Hitting What They Have and What Comes Next
In the 72 hours before the briefing, American bombers struck nearly 200 targets deep inside Iran including sites around Tehran. B-2 bombers dropped dozens of 2,000-pound penetrating bombs on buried ballistic missile launchers in the hours immediately preceding Cooper’s remarks. The US also struck what Cooper described as Iran’s equivalent of Space Command, targeting the command and control infrastructure that links Iran’s surveillance and communications architecture.

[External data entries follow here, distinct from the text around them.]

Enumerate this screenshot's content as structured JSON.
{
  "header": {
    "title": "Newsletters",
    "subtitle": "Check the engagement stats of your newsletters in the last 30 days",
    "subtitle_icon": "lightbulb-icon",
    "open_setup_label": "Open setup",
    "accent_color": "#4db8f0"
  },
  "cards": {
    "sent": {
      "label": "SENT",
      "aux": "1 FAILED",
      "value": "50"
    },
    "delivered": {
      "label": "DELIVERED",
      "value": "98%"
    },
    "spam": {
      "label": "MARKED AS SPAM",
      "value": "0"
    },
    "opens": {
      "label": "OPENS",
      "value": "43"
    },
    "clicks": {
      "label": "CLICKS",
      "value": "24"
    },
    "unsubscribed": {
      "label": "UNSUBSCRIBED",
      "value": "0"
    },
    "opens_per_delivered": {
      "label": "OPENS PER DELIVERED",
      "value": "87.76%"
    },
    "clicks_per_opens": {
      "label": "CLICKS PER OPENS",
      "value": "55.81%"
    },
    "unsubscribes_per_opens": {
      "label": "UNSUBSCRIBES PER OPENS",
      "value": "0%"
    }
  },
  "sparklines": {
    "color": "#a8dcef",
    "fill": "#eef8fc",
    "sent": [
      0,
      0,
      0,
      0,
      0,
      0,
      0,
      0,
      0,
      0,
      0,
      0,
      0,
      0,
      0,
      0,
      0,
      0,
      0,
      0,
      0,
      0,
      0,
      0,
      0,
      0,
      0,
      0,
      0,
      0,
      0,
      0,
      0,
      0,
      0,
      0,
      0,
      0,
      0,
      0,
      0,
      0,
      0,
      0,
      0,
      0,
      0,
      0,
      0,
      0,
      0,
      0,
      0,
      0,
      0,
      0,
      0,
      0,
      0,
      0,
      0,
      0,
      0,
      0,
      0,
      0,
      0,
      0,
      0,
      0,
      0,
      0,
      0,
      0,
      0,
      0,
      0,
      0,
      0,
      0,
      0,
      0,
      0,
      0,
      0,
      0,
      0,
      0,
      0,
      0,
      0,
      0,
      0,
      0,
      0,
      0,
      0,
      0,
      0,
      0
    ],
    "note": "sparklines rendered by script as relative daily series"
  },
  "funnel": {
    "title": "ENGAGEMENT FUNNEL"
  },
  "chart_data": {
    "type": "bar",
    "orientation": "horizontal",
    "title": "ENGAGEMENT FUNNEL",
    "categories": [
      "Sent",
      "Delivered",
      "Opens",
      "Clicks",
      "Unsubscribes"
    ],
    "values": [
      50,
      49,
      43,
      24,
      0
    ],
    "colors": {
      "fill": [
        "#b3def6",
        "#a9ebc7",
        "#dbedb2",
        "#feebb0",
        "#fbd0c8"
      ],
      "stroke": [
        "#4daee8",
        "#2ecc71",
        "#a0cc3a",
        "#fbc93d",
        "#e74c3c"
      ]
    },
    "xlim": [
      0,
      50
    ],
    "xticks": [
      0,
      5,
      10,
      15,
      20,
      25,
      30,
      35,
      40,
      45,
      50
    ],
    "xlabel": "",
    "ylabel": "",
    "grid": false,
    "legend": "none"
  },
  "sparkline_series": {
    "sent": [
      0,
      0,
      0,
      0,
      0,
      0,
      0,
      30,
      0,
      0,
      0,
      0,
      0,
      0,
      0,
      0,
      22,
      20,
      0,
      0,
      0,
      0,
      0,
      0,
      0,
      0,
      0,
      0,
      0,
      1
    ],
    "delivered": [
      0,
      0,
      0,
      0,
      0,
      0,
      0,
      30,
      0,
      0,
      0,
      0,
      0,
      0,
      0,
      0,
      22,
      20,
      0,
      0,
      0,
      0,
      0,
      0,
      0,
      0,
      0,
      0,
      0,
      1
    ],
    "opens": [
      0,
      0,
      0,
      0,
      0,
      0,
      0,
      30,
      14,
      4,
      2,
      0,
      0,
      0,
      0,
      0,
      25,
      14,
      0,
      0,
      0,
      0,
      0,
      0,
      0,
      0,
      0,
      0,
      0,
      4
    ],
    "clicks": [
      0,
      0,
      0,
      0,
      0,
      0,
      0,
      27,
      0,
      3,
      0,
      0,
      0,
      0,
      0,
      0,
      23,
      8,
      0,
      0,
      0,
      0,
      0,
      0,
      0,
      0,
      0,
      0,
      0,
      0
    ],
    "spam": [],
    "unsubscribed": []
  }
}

President Trump tasked CENTCOM specifically with dismantling Iran’s ballistic missile industrial base, not just its existing inventory. Cooper made the distinction explicit. The campaign is not simply destroying missiles already built. It is targeting the production lines, facilities, and infrastructure Iran would need to rebuild that capability after the conflict ends.
What’s Coming
Defense Secretary Pete Hegseth used the briefing to signal that the campaign’s intensity was about to increase. More fighter squadrons, additional defensive capabilities, and more frequent bomber pulses were all described as imminent. More than 100 additional fighter jets including F-35s, F-22s, F-15s, and F-16s had already been tracked departing bases in the US and Europe toward the Middle East by open-source aviation analysts in the days surrounding the briefing.